Karin tersenyum dalam hati. Karena terlalu asyik membaca berita itu, sepasang iris saphirenya menjadi tak menangkap keberadaan orang di hadapannya.

Bruuk!

Langkah Karin terhenti ketika bahunya tak sengaja menabrak salah seorang lelaki bersurai perak hingga ponselnya terjatuh tepat di depan kaki lelaki itu. Karin menahan nafas, hampir saja terinjak jika lelaki itu tidak menghentikan langkahnya.

"Ah, maaf," sesal Karin pelan. Alih-alih membungkuk untuk mengambil ponsel hitam itu, dua tangan kasar justru sengaja mendorongnya hingga terjatuh.

"Makanya, jalan pakai mata! Jangan pake dengkul!"

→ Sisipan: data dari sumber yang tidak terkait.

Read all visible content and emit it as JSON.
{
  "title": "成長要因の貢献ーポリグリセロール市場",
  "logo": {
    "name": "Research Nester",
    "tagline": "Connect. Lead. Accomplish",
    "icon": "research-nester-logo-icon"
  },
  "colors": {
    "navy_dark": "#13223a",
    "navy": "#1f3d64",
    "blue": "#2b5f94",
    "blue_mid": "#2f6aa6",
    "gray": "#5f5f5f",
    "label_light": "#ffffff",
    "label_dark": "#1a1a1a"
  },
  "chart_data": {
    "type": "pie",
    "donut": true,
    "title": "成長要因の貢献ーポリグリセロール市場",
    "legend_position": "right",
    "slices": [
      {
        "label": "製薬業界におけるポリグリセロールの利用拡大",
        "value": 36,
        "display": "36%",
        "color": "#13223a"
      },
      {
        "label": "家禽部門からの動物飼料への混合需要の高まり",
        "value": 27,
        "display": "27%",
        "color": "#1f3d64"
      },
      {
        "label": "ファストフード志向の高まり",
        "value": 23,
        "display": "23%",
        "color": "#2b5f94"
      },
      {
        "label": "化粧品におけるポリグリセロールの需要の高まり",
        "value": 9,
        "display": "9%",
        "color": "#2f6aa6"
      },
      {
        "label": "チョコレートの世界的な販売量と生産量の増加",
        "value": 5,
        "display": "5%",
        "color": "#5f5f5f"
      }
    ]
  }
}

Karin mengaduh pelan dan mendongak, mencari siapa pemilik tangan kasar itu. Dia pun baru sadar kalau di sebelah lelaki yang ditabraknya, ada seorang gadis berambut ikal yang sangat angkuh. Gadis ikal itu berdecih dan beralih pada lelaki di sampingnya, menepuk-nepuk bahu yang tak sengaja tertabrak.

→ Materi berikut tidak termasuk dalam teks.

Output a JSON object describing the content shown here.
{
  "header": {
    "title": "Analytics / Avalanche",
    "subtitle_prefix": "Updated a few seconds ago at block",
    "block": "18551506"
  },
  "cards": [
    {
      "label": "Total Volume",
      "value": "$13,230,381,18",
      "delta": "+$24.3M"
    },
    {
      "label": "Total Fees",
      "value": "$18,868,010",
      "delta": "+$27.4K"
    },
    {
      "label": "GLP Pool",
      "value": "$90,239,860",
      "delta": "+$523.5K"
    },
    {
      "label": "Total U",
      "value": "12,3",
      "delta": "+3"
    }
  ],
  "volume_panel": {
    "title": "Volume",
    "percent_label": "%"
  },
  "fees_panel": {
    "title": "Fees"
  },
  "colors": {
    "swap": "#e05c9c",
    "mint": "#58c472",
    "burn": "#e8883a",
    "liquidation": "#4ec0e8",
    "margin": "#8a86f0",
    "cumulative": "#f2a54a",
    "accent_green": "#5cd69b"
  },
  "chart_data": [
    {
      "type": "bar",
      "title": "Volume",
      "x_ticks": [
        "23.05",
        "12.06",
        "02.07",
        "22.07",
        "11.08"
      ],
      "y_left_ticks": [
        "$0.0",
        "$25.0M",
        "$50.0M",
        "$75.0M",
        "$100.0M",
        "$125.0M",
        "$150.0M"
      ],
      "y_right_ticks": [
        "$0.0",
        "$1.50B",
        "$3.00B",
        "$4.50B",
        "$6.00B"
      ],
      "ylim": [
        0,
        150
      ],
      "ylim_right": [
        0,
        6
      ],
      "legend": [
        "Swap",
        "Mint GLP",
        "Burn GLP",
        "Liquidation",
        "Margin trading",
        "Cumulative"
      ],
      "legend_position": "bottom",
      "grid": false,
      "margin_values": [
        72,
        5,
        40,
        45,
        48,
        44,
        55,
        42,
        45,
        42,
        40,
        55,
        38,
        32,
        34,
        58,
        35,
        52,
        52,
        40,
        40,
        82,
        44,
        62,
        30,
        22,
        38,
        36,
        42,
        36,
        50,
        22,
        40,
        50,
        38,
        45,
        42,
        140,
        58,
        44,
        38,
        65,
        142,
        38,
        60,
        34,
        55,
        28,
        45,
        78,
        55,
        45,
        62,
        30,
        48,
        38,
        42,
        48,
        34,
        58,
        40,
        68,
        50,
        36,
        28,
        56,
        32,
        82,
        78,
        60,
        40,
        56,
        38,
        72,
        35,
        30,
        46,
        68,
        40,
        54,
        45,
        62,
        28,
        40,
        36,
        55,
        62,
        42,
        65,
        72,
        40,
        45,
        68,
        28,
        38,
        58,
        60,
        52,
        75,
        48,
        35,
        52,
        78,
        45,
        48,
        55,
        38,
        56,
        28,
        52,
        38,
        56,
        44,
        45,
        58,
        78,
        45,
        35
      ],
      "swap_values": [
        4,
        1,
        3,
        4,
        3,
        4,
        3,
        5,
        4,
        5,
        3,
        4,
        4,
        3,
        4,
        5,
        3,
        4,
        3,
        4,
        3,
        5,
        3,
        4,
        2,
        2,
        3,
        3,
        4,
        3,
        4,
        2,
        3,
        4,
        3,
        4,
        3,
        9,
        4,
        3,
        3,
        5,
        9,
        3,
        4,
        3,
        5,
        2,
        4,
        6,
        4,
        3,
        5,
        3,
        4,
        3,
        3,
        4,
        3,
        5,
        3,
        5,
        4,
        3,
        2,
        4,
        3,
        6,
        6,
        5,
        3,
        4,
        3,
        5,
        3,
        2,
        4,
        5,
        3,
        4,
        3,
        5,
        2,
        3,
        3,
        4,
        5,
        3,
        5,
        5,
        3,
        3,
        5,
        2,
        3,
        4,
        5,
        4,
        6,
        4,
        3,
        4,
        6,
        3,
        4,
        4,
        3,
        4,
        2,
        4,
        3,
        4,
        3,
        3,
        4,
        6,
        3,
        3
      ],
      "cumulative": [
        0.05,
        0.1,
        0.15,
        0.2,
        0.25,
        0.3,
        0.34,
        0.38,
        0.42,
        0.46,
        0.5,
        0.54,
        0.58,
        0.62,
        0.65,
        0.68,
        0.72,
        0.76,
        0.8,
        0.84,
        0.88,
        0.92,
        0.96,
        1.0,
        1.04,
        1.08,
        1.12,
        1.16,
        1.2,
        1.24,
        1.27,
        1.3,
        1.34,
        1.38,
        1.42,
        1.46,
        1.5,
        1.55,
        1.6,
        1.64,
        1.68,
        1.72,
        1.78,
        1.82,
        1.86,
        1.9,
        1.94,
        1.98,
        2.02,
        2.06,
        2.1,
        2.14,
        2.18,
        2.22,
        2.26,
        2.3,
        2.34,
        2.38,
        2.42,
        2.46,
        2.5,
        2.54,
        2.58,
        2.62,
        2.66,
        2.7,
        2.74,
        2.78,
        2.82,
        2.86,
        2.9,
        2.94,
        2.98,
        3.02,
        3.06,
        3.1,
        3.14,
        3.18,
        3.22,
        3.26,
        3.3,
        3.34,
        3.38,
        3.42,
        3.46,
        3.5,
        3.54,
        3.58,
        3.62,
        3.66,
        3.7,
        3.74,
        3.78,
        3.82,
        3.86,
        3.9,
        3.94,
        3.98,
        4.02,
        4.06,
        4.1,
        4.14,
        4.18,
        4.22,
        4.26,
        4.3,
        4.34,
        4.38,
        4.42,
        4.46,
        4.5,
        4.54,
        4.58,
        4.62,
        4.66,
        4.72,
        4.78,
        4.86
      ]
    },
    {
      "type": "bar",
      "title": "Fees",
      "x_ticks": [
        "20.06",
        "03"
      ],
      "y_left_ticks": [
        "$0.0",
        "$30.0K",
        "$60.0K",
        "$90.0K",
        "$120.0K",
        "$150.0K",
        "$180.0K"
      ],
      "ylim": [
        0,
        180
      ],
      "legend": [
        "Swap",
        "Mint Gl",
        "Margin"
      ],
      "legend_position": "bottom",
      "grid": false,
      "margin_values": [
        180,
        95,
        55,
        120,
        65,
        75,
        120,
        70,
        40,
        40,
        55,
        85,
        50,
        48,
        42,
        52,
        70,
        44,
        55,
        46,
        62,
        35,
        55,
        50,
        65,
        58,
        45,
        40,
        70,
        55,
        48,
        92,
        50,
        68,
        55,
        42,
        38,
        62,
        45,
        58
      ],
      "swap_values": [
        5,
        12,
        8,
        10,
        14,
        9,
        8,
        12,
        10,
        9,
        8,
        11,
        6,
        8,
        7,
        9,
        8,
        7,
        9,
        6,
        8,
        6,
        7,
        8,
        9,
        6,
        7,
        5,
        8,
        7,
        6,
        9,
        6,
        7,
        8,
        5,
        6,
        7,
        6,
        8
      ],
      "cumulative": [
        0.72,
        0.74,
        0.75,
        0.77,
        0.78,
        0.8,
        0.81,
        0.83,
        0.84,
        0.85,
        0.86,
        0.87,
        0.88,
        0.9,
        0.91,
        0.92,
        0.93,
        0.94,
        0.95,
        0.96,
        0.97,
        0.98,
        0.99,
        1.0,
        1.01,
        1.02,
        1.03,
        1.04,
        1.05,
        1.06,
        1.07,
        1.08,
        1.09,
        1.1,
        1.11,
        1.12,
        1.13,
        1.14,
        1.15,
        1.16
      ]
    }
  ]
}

"Untung aja kamu enggak apa-apa," gadis ikal itu menatap sinis, "cewek bar-bar itu emang salah satu generasi nunduk."

"Psst, lihat-lihat. Pagi-pagi dia udah cari masalah."

"Ga habis pikir ih aku. Ada ya orang yang kayak gitu."

"Sengaja banget nabrak prince charming kita. Ih dia pikir mau kayak di sinetron kali ya."

Gosip demi gosip kembali berkicau. Karin mendengus, meniup poninya yang berantakan. Drama-drama menjijikkan ini sudah seringkali Karin tonton di televisi, tapi baru kali ini ada wanita ular yang benar-benar nyata di hadapannya.

"Elia, kamu terlalu berlebihan. Aku tidak apa-apa." Lelaki bersurai perak itu mengulurkan tangannya dan tersenyum pada Karin. "Maaf ya."

"Terimakasih. Tapi aku bisa sendiri," ucap Karin dan beranjak berdiri tanpa menerima uluran tangan tersebut. Tatapannya segera beralih pada layar handphone yang sedikit retak.